In his opening statement yesterday before the Senate Judiciary Committee, Supreme Court nominee Brett Kavanaugh took the opportunity to honor the man whose seat on the Court he soon hopes to fill. Justice Anthony Kennedy "is a mentor, a friend, and a hero," Kavanaugh said. "He fiercely defended the independence of the judiciary. And he was a champion of liberty." In fact, Kavanaugh stressed, "if you had to sum up Justice Kennedy's entire career in one word: liberty. Justice Kennedy established a legacy of liberty for ourselves and our posterity."
Many conservatives won't like the sound of that. Liberty, after all, was the watchword in Kennedy's landmark opinions securing the constitutionality of gay rights. The concept of constitutional liberty is simply inseparable from those parts of Kennedy's jurisprudence that many conservatives dislike the most.
Consider Lawrence v. Texas (2003). At issue before the Supreme Court was the constitutionality of that state's prohibition on what it called "homosexual conduct." Writing for the majority, Kennedy struck down the ban because it violated the Due Process Clause of the 14th Amendment, which forbids the states from depriving any person of life, liberty, or property, without due process of law.
"Liberty protects the person from unwanted government intrusions into a dwelling or other private places," Kennedy wrote. "Liberty presumes an autonomy of self that includes freedom of thought, belief, expression, and certain intimate conduct." Because the state's Homosexual Conduct Act trampled on this bedrock guarantee of liberty, Kennedy led the Court in ruling it unconstitutional.
Writing in dissent, Justice Antonin Scalia took a very different view. Indeed, Scalia both denounced and ridiculed Kennedy's argument. The Texas law "undoubtedly imposes constraints on liberty," Scalia retorted. "So do laws prohibiting prostitution, recreational use of heroin, and, for that matter, working more than 60 hours per week in a bakery.
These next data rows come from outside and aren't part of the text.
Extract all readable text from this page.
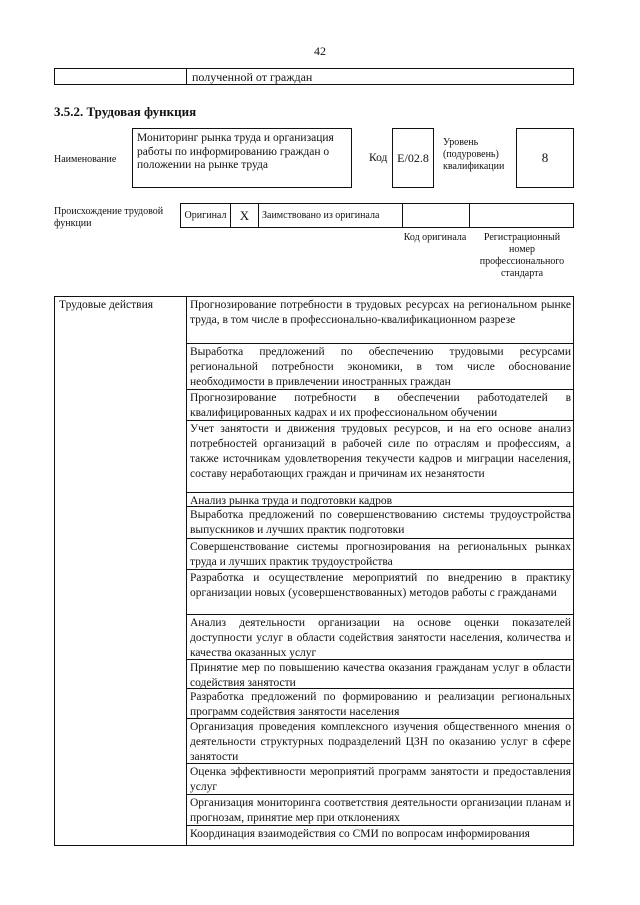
42
полученной от граждан
3.5.2. Трудовая функция
Наименование
Мониторинг рынка труда и организация работы по информированию граждан о положении на рынке труда
Код E/02.8
Уровень (подуровень) квалификации
8
Происхождение трудовой функции
Оригинал X Заимствовано из оригинала
Код оригинала	Регистрационный номер профессионального стандарта
Трудовые действия	Прогнозирование потребности в трудовых ресурсах на региональном рынке труда, в том числе в профессионально-квалификационном разрезе
Выработка предложений по обеспечению трудовыми ресурсами региональной потребности экономики, в том числе обоснование необходимости в привлечении иностранных граждан
Прогнозирование потребности в обеспечении работодателей в квалифицированных кадрах и их профессиональном обучении
Учет занятости и движения трудовых ресурсов, и на его основе анализ потребностей организаций в рабочей силе по отраслям и профессиям, а также источникам удовлетворения текучести кадров и миграции населения, составу неработающих граждан и причинам их незанятости
Анализ рынка труда и подготовки кадров
Выработка предложений по совершенствованию системы трудоустройства выпускников и лучших практик подготовки
Совершенствование системы прогнозирования на региональных рынках труда и лучших практик трудоустройства
Разработка и осуществление мероприятий по внедрению в практику организации новых (усовершенствованных) методов работы с гражданами
Анализ деятельности организации на основе оценки показателей доступности услуг в области содействия занятости населения, количества и качества оказанных услуг
Принятие мер по повышению качества оказания гражданам услуг в области содействия занятости
Разработка предложений по формированию и реализации региональных программ содействия занятости населения
Организация проведения комплексного изучения общественного мнения о деятельности структурных подразделений ЦЗН по оказанию услуг в сфере занятости
Оценка эффективности мероприятий программ занятости и предоставления услуг
Организация мониторинга соответствия деятельности организации планам и прогнозам, принятие мер при отклонениях
Координация взаимодействия со СМИ по вопросам информирования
But there is no right to 'liberty' under the Due Process Clause, though today's opinion repeatedly makes that claim." (Extra credit if you spotted Scalia's swipe at Lochner.) As far as Scalia was concerned, "what Texas has chosen to do is well within the range of traditional democratic action, and its hand should not be stayed through the invention of a brand new 'constitutional right' by a Court that is impatient of democratic change."
Which brings us back to Brett Kavanaugh. As the SCOTUS nominee is surely aware, Kennedy's "legacy of liberty" centers on a series of cases that Scalia and other conservatives thoroughly despise. By praising Kennedy as a "champion of liberty," did Kavanaugh intend to distance himself from the Scalia stance on gay rights? Or was Kavanaugh just trying to say something nice about a retired colleague, with no deeper meaning attached?
Someone on the Senate Judiciary Committee should probably ask Kavanaugh to explain exactly what he had in mind.